- Town of Eros
- Location of Eros in Jackson Parish, Louisiana.
- Location of Louisiana in the United States
- Coordinates: 32°23′33″N 92°25′26″W﻿ / ﻿32.39250°N 92.42389°W
- Country: United States
- State: Louisiana
- Parish: Jackson

Government
- • Type: Mayor

Area
- • Total: 1.00 sq mi (2.58 km^{2})
- • Land: 1.00 sq mi (2.58 km^{2})
- • Water: 0 sq mi (0.00 km^{2})
- Elevation: 207 ft (63 m)

Population (2020)
- • Total: 130
- • Density: 131/sq mi (50.4/km^{2})
- Time zone: UTC-6 (CST)
- • Summer (DST): UTC-5 (CDT)
- Area code: 318
- FIPS code: 22-24215
- GNIS feature ID: 2406458

= Eros, Louisiana =

Eros is a town in Jackson Parish, Louisiana, United States. The population was 130 at the 2020 Census It is part of the Ruston Micropolitan Statistical Area.

==History==
The Tremont Lumber company founded Eros, in the early 20th century. Mrs. Mary Collins, née Nash (wife of Samuel Collins) suggested that the sawmill boomtown be named after the 433 Eros Asteroid (discovered in 1898). Eros served as a center point for a number of small surrounding communities, such as Hog Hair, Jumping Vernon, Indian Village, Salem Guyton, Flat Creek, Head Settlement, Vernon, Fuller Town, and Bug Tussle. Most children in these communities were sent to study at the Eros school, and citizens would normally receive their mail through rural mail coming from Eros. Box suppers would be held for various causes, making Eros a social center.

Naturally by 1920, the town became the largest in the Jackson Parish, with "a thousand residents, having a post office, three hotels, a newspaper, a company commissary, three doctors, a drug store, three churches, a jail, a bank, its own telephone exchange and Jackson Parish's first high school with six hundred pupils" (Busbice, 6). A cyclone though devastated the town in 1920, destroying the sawmill. The sawmill was rebuilt, but yet again in 1926 a fire burned it to the ground. After that, the mill company felt that most of the timber had been harvested anyway, and moved their center of operation to Olla, Louisiana.

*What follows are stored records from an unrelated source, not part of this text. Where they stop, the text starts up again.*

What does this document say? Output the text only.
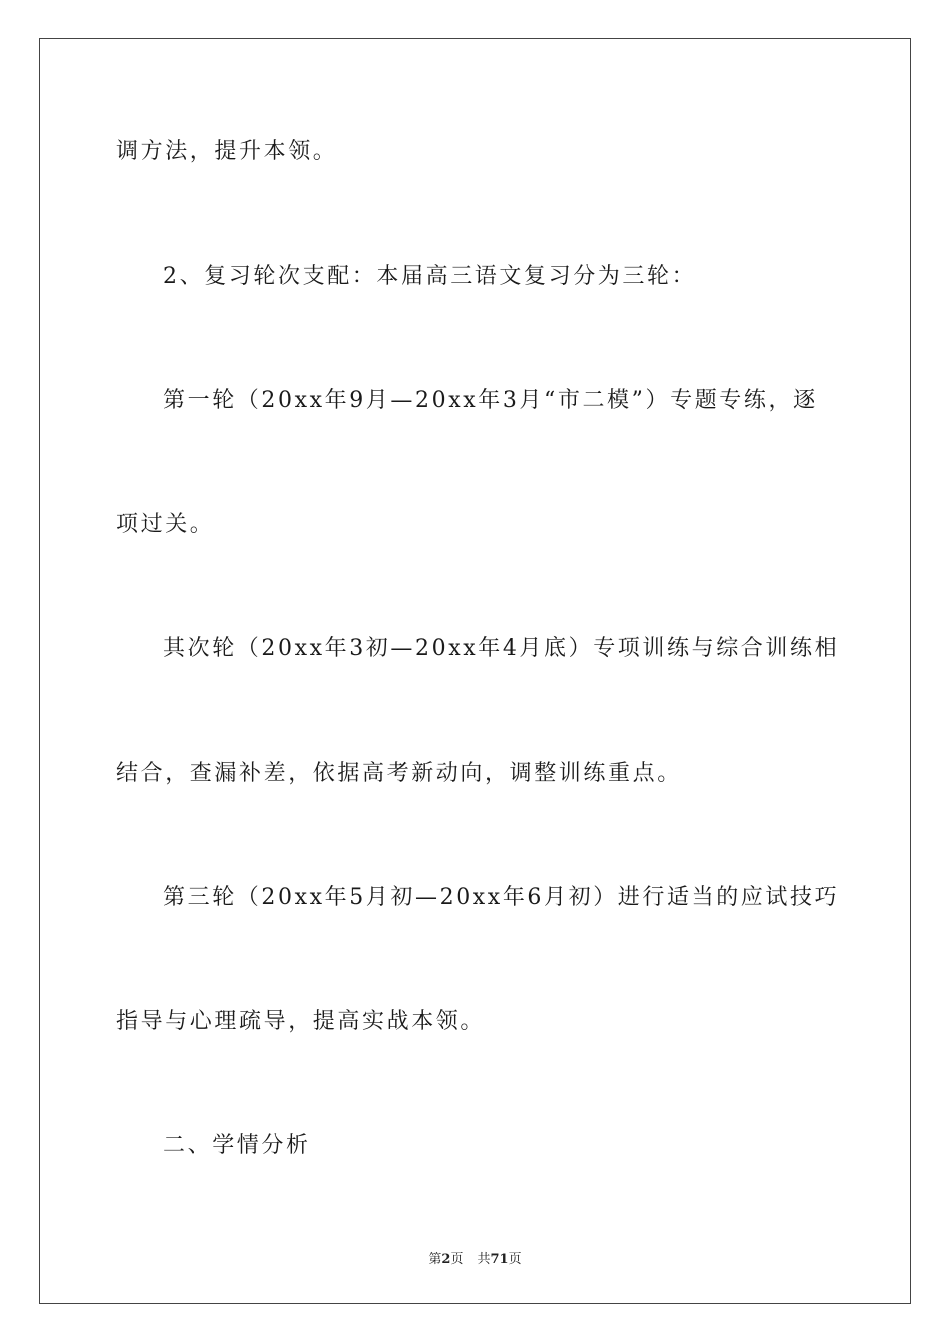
调方法，提升本领。
2、复习轮次支配：本届高三语文复习分为三轮：
第一轮（20xx年9月—20xx年3月“市二模”）专题专练，逐
项过关。
其次轮（20xx年3初—20xx年4月底）专项训练与综合训练相
结合，查漏补差，依据高考新动向，调整训练重点。
第三轮（20xx年5月初—20xx年6月初）进行适当的应试技巧
指导与心理疏导，提高实战本领。
二、学情分析
第2页 共71页
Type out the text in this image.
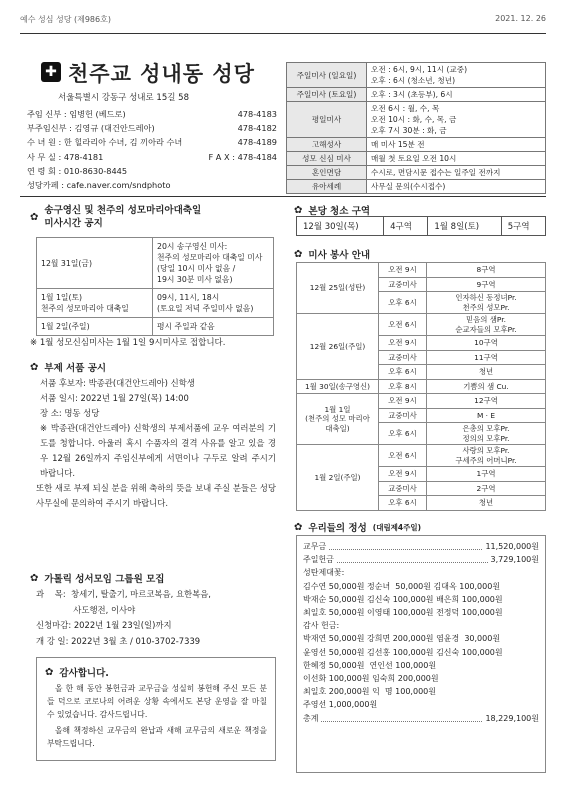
예수 성심 성당 (제986호)	2021. 12. 26
✚ 천주교 성내동 성당
서울특별시 강동구 성내로 15길 58
주임 신부 : 임병헌 (베드로)	478-4183
부주임신부 : 김영규 (대건안드레아)	478-4182
수 녀 원 : 한 힐라리아 수녀, 김 끼아라 수녀	478-4189
사 무 실 : 478-4181	F A X : 478-4184
연 령 회 : 010-8630-8445
성당카페 : cafe.naver.com/sndphoto
주일미사 (일요일)	오전 : 6시, 9시, 11시 (교중)
오후 : 6시 (청소년, 청년)
주일미사 (토요일)	오후 : 3시 (초등부), 6시
평일미사	오전 6시 : 월, 수, 목
오전 10시 : 화, 수, 목, 금
오후 7시 30분 : 화, 금
고해성사	매 미사 15분 전
성모 신심 미사	매월 첫 토요일 오전 10시
혼인면담	수시로, 면담시문 접수는 일주일 전까지
유아세례	사무실 문의(수시접수)
✿
송구영신 및 천주의 성모마리아대축일
미사시간 공지
12월 31일(금)	20시 송구영신 미사:
천주의 성모마리아 대축일 미사
(당일 10시 미사 없음 /
19시 30분 미사 없음)
1월 1일(토)
천주의 성모마리아 대축일	09시, 11시, 18시
(토요일 저녁 주일미사 없음)
1월 2일(주일)	평시 주일과 같음
※ 1월 성모신심미사는 1월 1일 9시미사로 접합니다.
✿ 부제 서품 공시
서품 후보자: 박종관(대건안드레아) 신학생
서품 일시: 2022년 1월 27일(목) 14:00
장 소: 명동 성당
※ 박종관(대건안드레아) 신학생의 부제서품에 교우 여러분의 기도를 청합니다. 아울러 혹시 수품자의 결격 사유를 알고 있을 경우 12월 26일까지 주임신부에게 서면이나 구두로 알려 주시기 바랍니다.
또한 새로 부제 되실 분을 위해 축하의 뜻을 보내 주실 분들은 성당 사무실에 문의하여 주시기 바랍니다.
✿ 가톨릭 성서모임 그룹원 모집
과    목:  창세기, 탈출기, 마르코복음, 요한복음,
사도행전, 이사야
신청마감: 2022년 1월 23일(일)까지
개 강 일: 2022년 3월 초 / 010-3702-7339
✿ 감사합니다.
올 한 해 동안 봉헌금과 교무금을 성실히 봉헌해 주신 모든 분들 덕으로 코로나의 어려운 상황 속에서도 본당 운영을 잘 마칠 수 있었습니다. 감사드립니다.
올해 책정하신 교무금의 완납과 새해 교무금의 새로운 책정을 부탁드립니다.
✿ 본당 청소 구역
12월 30일(목)	4구역	1월 8일(토)	5구역
✿ 미사 봉사 안내
12월 25일(성탄)	오전 9시	8구역
	교중미사	9구역
	오후 6시	인자하신 동정녀Pr.
천주의 성모Pr.
12월 26일(주일)	오전 6시	믿음의 샘Pr.
순교자들의 모후Pr.
	오전 9시	10구역
	교중미사	11구역
	오후 6시	청년
1월 30일(송구영신)	오후 8시	기쁨의 샘 Cu.
1월 1일
(천주의 성모 마리아
대축일)	오전 9시	12구역
	교중미사	M · E
	오후 6시	은총의 모후Pr.
정의의 모후Pr.
1월 2일(주일)	오전 6시	사랑의 모후Pr.
구세주의 어머니Pr.
	오전 9시	1구역
	교중미사	2구역
	오후 6시	청년
✿ 우리들의 정성 (대림제4주일)
교무금	11,520,000원
주일헌금	3,729,100원
성탄제대꽃:
김수연 50,000원 정순녀  50,000원 김대옥 100,000원
박재순 50,000원 김신숙 100,000원 배은희 100,000원
최일호 50,000원 이영태 100,000원 전정덕 100,000원
감사 헌금:
박재연 50,000원 강희면 200,000원 염윤경  30,000원
윤영선 50,000원 김선홍 100,000원 김신숙 100,000원
한혜정 50,000원  연인선 100,000원
이선화 100,000원 임숙희 200,000원
최일호 200,000원 익  명 100,000원
주영선 1,000,000원
총계	18,229,100원
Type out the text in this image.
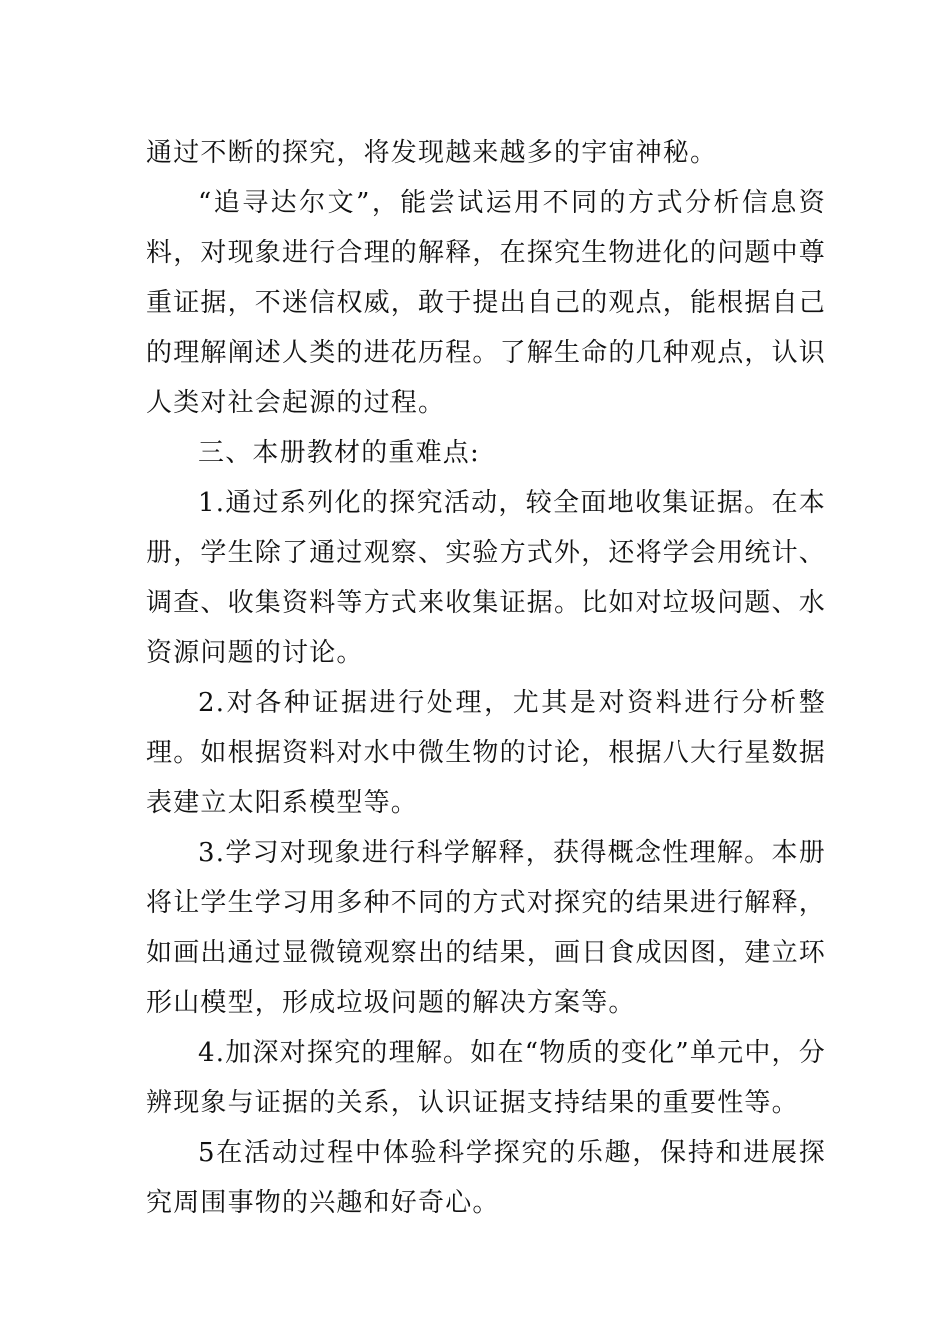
通过不断的探究，将发现越来越多的宇宙神秘。

“追寻达尔文”，能尝试运用不同的方式分析信息资料，对现象进行合理的解释，在探究生物进化的问题中尊重证据，不迷信权威，敢于提出自己的观点，能根据自己的理解阐述人类的进花历程。了解生命的几种观点，认识人类对社会起源的过程。

三、本册教材的重难点:

1.通过系列化的探究活动，较全面地收集证据。在本册，学生除了通过观察、实验方式外，还将学会用统计、调查、收集资料等方式来收集证据。比如对垃圾问题、水资源问题的讨论。

2.对各种证据进行处理，尤其是对资料进行分析整理。如根据资料对水中微生物的讨论，根据八大行星数据表建立太阳系模型等。

3.学习对现象进行科学解释，获得概念性理解。本册将让学生学习用多种不同的方式对探究的结果进行解释，如画出通过显微镜观察出的结果，画日食成因图，建立环形山模型，形成垃圾问题的解决方案等。

4.加深对探究的理解。如在“物质的变化”单元中，分辨现象与证据的关系，认识证据支持结果的重要性等。

5在活动过程中体验科学探究的乐趣，保持和进展探究周围事物的兴趣和好奇心。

Only a few hundred citizens stayed to maintain the town.

==Geography==

According to the United States Census Bureau, the town has a total area of 1.0 sqmi, all land.

==Demographics==

As of the census of 2000, there were 202 people, 77 households, and 60 families residing in the town. The population density was 202.8 PD/sqmi. There were 87 housing units at an average density of 87.3 /sqmi. The racial makeup of the town was 99.50% White and 0.50% Native American.

There were 77 households, out of which 31.2% had children under the age of 18 living with them, 61.0% were married couples living together, 10.4% had a female householder with no husband present, and 20.8% were non-families. 16.9% of all households were made up of individuals, and 5.2% had someone living alone who was 65 years of age or older. The average household size was 2.62 and the average family size was 2.92.

In the town, the population was spread out, with 25.7% under the age of 18, 9.4% from 18 to 24, 25.7% from 25 to 44, 25.7% from 45 to 64, and 13.4% who were 65 years of age or older. The median age was 38 years. For every 100 females, there were 106.1 males. For every 100 females age 18 and over, there were 105.5 males.

The median income for a household in the town was $20,313, and the median income for a family was $23,750. Males had a median income of $27,969 versus $16,250 for females. The per capita income for the town was $10,789. About 21.3% of families and 24.1% of the population were below the poverty line, including 22.9% of those under the age of eighteen and 19.0% of those 65 or over.

Historical population
| Census | Pop. | Note | %± |
| 1910 | 898 |  | — |
| 1920 | 1,184 |  | 31.8% |
| 1930 | 203 |  | −82.9% |
| 1940 | 289 |  | 42.4% |
| 1950 | 195 |  | −32.5% |
| 1960 | 176 |  | −9.7% |
| 1970 | 164 |  | −6.8% |
| 1980 | 158 |  | −3.7% |
| 1990 | 177 |  | 12.0% |
| 2000 | 202 |  | 14.1% |
| 2010 | 155 |  | −23.3% |
| 2020 | 130 |  | −16.1% |
| 2025 (est.) | 141 | Increase | 8.5% |
U.S. Decennial Census

==Notable person==
- The late State Representative Jesse C. Deen of Bossier Parish, was born in Eros.

==Sources==
- Busbice, Wayne E. and Patricia. Uncovering the Secrets of a Southern Family, a Memoir. Bloomington, Indiana: AuthorHouse. 2007. Print.